Middle class people in Swansea’s SA3 are using coronavirus as a reason to talk about the fact they’ve been skiing for longer, we can exclusively reveal.
The amateur skiers, who revel in telling everyone about how much money they’ve spent on ski clothing, are using the fact that the virus has been spread on ski resorts for their own gain and boring people with ‘tales from the slopes’ for longer than usual.
Ski enthusiast Theresa Connell said: “Sometimes I develop just enough self-awareness to think I may be a bore talking about my annual skiing holidays with my select group of friends, but this illness thing has added a new twist.
“When people begin to appear disinterested by my hilarious tales of husband swapping and apres-ski antics I just sniff, tell them I feel feverish and suddenly their eyes widen.”
Ski bellend Pete Bowen said: “As much as I enjoy talking at people and referencing skiing phrases that they’ll never understand, I’m still not quite giving enough back.
“The good thing about coronavirus is that anyone can get it. Whereas skiing down a hill dressed as a Flump in goggles is something only the best in society can do.
“I think coronavirus being in Mumbles is positive.
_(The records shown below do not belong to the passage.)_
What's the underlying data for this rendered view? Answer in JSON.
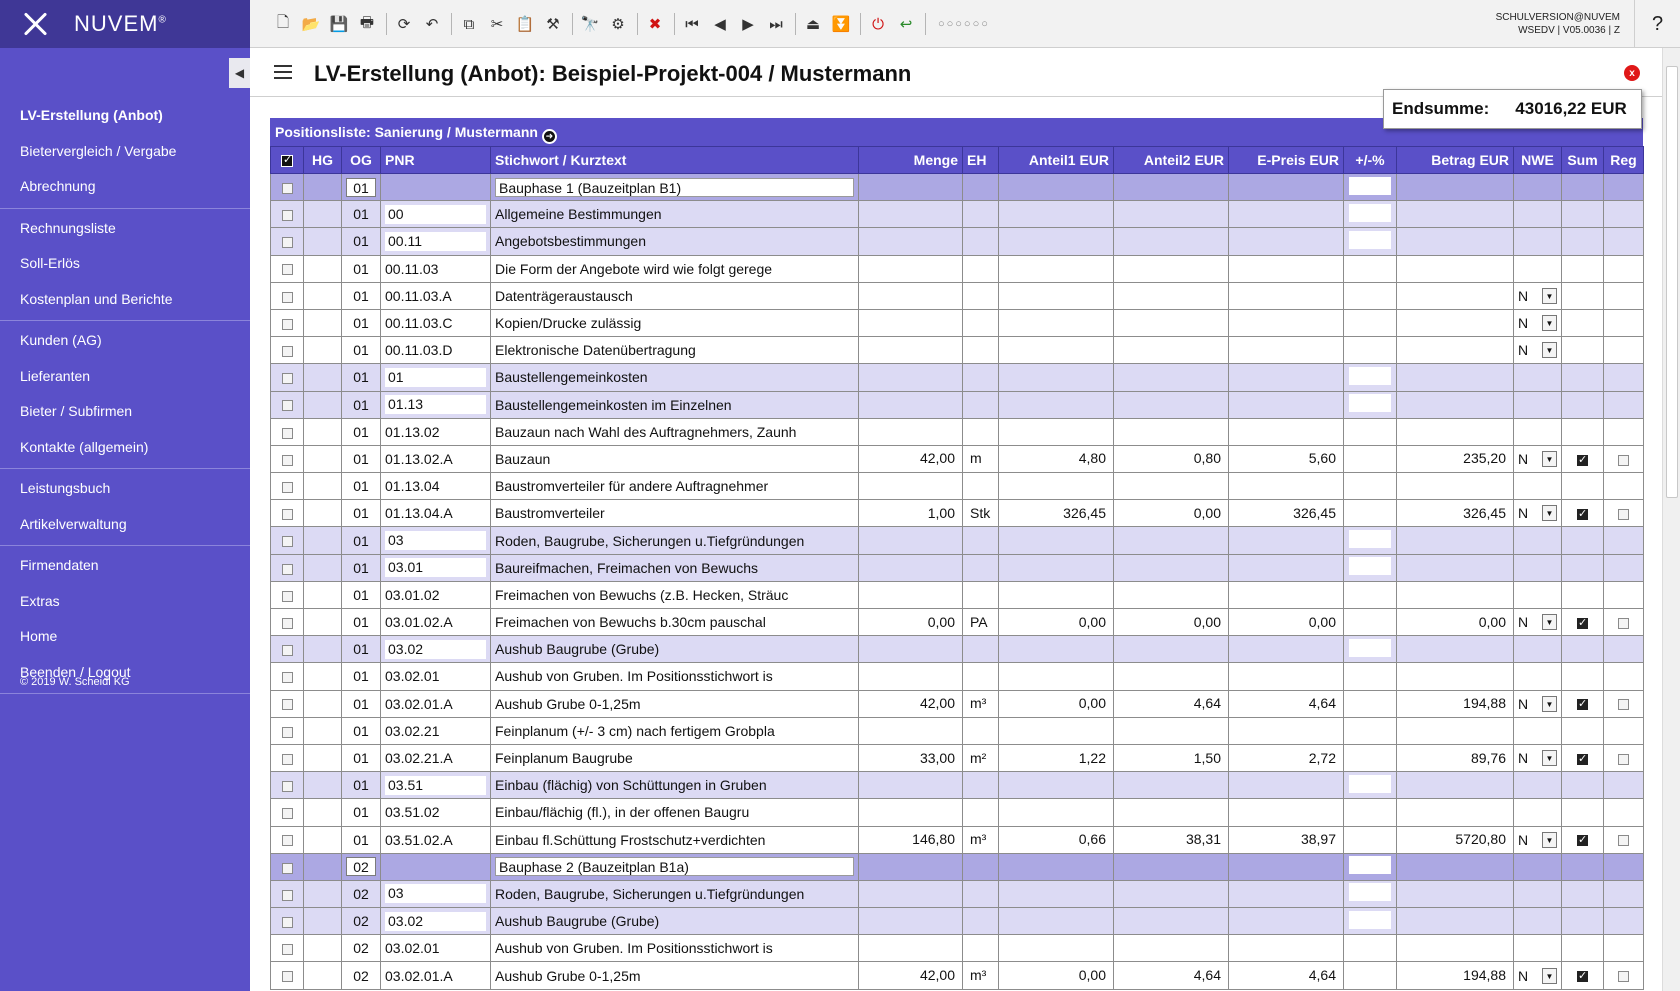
{
  "brand": {
    "name": "NUVEM",
    "mark": "®"
  },
  "sidebar": {
    "groups": [
      [
        {
          "label": "LV-Erstellung (Anbot)",
          "active": true
        },
        {
          "label": "Bietervergleich / Vergabe"
        },
        {
          "label": "Abrechnung"
        }
      ],
      [
        {
          "label": "Rechnungsliste"
        },
        {
          "label": "Soll-Erlös"
        },
        {
          "label": "Kostenplan und Berichte"
        }
      ],
      [
        {
          "label": "Kunden (AG)"
        },
        {
          "label": "Lieferanten"
        },
        {
          "label": "Bieter / Subfirmen"
        },
        {
          "label": "Kontakte (allgemein)"
        }
      ],
      [
        {
          "label": "Leistungsbuch"
        },
        {
          "label": "Artikelverwaltung"
        }
      ],
      [
        {
          "label": "Firmendaten"
        },
        {
          "label": "Extras"
        },
        {
          "label": "Home"
        },
        {
          "label": "Beenden / Logout"
        }
      ]
    ],
    "copyright": "© 2019 W. Scheidl KG"
  },
  "toolbar": {
    "version_line1": "SCHULVERSION@NUVEM",
    "version_line2": "WSEDV | V05.0036 | Z",
    "help": "?"
  },
  "header": {
    "title": "LV-Erstellung (Anbot): Beispiel-Projekt-004 / Mustermann",
    "close": "x"
  },
  "endsumme": {
    "label": "Endsumme:",
    "value": "43016,22 EUR"
  },
  "list": {
    "caption": "Positionsliste: Sanierung / Mustermann",
    "columns": [
      "HG",
      "OG",
      "PNR",
      "Stichwort / Kurztext",
      "Menge",
      "EH",
      "Anteil1 EUR",
      "Anteil2 EUR",
      "E-Preis EUR",
      "+/-%",
      "Betrag EUR",
      "NWE",
      "Sum",
      "Reg"
    ],
    "rows": [
      {
        "type": "phase",
        "og": "01",
        "pnr": "",
        "text": "Bauphase 1 (Bauzeitplan B1)",
        "pct": true
      },
      {
        "type": "group",
        "og": "01",
        "pnr": "00",
        "text": "Allgemeine Bestimmungen",
        "pct": true
      },
      {
        "type": "group",
        "og": "01",
        "pnr": "00.11",
        "text": "Angebotsbestimmungen",
        "pct": true
      },
      {
        "type": "item",
        "og": "01",
        "pnr": "00.11.03",
        "text": "Die Form der Angebote wird wie folgt gerege"
      },
      {
        "type": "item",
        "og": "01",
        "pnr": "00.11.03.A",
        "text": "Datenträgeraustausch",
        "nwe": "N"
      },
      {
        "type": "item",
        "og": "01",
        "pnr": "00.11.03.C",
        "text": "Kopien/Drucke zulässig",
        "nwe": "N"
      },
      {
        "type": "item",
        "og": "01",
        "pnr": "00.11.03.D",
        "text": "Elektronische Datenübertragung",
        "nwe": "N"
      },
      {
        "type": "group",
        "og": "01",
        "pnr": "01",
        "text": "Baustellengemeinkosten",
        "pct": true
      },
      {
        "type": "group",
        "og": "01",
        "pnr": "01.13",
        "text": "Baustellengemeinkosten im Einzelnen",
        "pct": true
      },
      {
        "type": "item",
        "og": "01",
        "pnr": "01.13.02",
        "text": "Bauzaun nach Wahl des Auftragnehmers, Zaunh"
      },
      {
        "type": "item",
        "og": "01",
        "pnr": "01.13.02.A",
        "text": "Bauzaun",
        "menge": "42,00",
        "eh": "m",
        "a1": "4,80",
        "a2": "0,80",
        "ep": "5,60",
        "betrag": "235,20",
        "nwe": "N",
        "sum": true
      },
      {
        "type": "item",
        "og": "01",
        "pnr": "01.13.04",
        "text": "Baustromverteiler für andere Auftragnehmer"
      },
      {
        "type": "item",
        "og": "01",
        "pnr": "01.13.04.A",
        "text": "Baustromverteiler",
        "menge": "1,00",
        "eh": "Stk",
        "a1": "326,45",
        "a2": "0,00",
        "ep": "326,45",
        "betrag": "326,45",
        "nwe": "N",
        "sum": true
      },
      {
        "type": "group",
        "og": "01",
        "pnr": "03",
        "text": "Roden, Baugrube, Sicherungen u.Tiefgründungen",
        "pct": true
      },
      {
        "type": "group",
        "og": "01",
        "pnr": "03.01",
        "text": "Baureifmachen, Freimachen von Bewuchs",
        "pct": true
      },
      {
        "type": "item",
        "og": "01",
        "pnr": "03.01.02",
        "text": "Freimachen von Bewuchs (z.B. Hecken, Sträuc"
      },
      {
        "type": "item",
        "og": "01",
        "pnr": "03.01.02.A",
        "text": "Freimachen von Bewuchs b.30cm pauschal",
        "menge": "0,00",
        "eh": "PA",
        "a1": "0,00",
        "a2": "0,00",
        "ep": "0,00",
        "betrag": "0,00",
        "nwe": "N",
        "sum": true
      },
      {
        "type": "group",
        "og": "01",
        "pnr": "03.02",
        "text": "Aushub Baugrube (Grube)",
        "pct": true
      },
      {
        "type": "item",
        "og": "01",
        "pnr": "03.02.01",
        "text": "Aushub von Gruben. Im Positionsstichwort is"
      },
      {
        "type": "item",
        "og": "01",
        "pnr": "03.02.01.A",
        "text": "Aushub Grube 0-1,25m",
        "menge": "42,00",
        "eh": "m³",
        "a1": "0,00",
        "a2": "4,64",
        "ep": "4,64",
        "betrag": "194,88",
        "nwe": "N",
        "sum": true
      },
      {
        "type": "item",
        "og": "01",
        "pnr": "03.02.21",
        "text": "Feinplanum (+/- 3 cm) nach fertigem Grobpla"
      },
      {
        "type": "item",
        "og": "01",
        "pnr": "03.02.21.A",
        "text": "Feinplanum Baugrube",
        "menge": "33,00",
        "eh": "m²",
        "a1": "1,22",
        "a2": "1,50",
        "ep": "2,72",
        "betrag": "89,76",
        "nwe": "N",
        "sum": true
      },
      {
        "type": "group",
        "og": "01",
        "pnr": "03.51",
        "text": "Einbau (flächig) von Schüttungen in Gruben",
        "pct": true
      },
      {
        "type": "item",
        "og": "01",
        "pnr": "03.51.02",
        "text": "Einbau/flächig (fl.), in der offenen Baugru"
      },
      {
        "type": "item",
        "og": "01",
        "pnr": "03.51.02.A",
        "text": "Einbau fl.Schüttung Frostschutz+verdichten",
        "menge": "146,80",
        "eh": "m³",
        "a1": "0,66",
        "a2": "38,31",
        "ep": "38,97",
        "betrag": "5720,80",
        "nwe": "N",
        "sum": true
      },
      {
        "type": "phase",
        "og": "02",
        "pnr": "",
        "text": "Bauphase 2 (Bauzeitplan B1a)",
        "pct": true
      },
      {
        "type": "group",
        "og": "02",
        "pnr": "03",
        "text": "Roden, Baugrube, Sicherungen u.Tiefgründungen",
        "pct": true
      },
      {
        "type": "group",
        "og": "02",
        "pnr": "03.02",
        "text": "Aushub Baugrube (Grube)",
        "pct": true
      },
      {
        "type": "item",
        "og": "02",
        "pnr": "03.02.01",
        "text": "Aushub von Gruben. Im Positionsstichwort is"
      },
      {
        "type": "item",
        "og": "02",
        "pnr": "03.02.01.A",
        "text": "Aushub Grube 0-1,25m",
        "menge": "42,00",
        "eh": "m³",
        "a1": "0,00",
        "a2": "4,64",
        "ep": "4,64",
        "betrag": "194,88",
        "nwe": "N",
        "sum": true
      }
    ]
  }
}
I only ever leave to go skiing anyway, build a big bubble around us for all I care. Just don’t bundle West Cross in with us.”
Bad skier Rob Gray said: “I find it rude that people don’t want to listen about my skiing trips or watch hours of my GoPro footage. I worked hard inheriting wealth from my parents to pay for these things.
“Coronavirus has been a nice topic to keep my stories going though. I didn’t catch it which I guess puts me on par with someone whose survived a war or something.”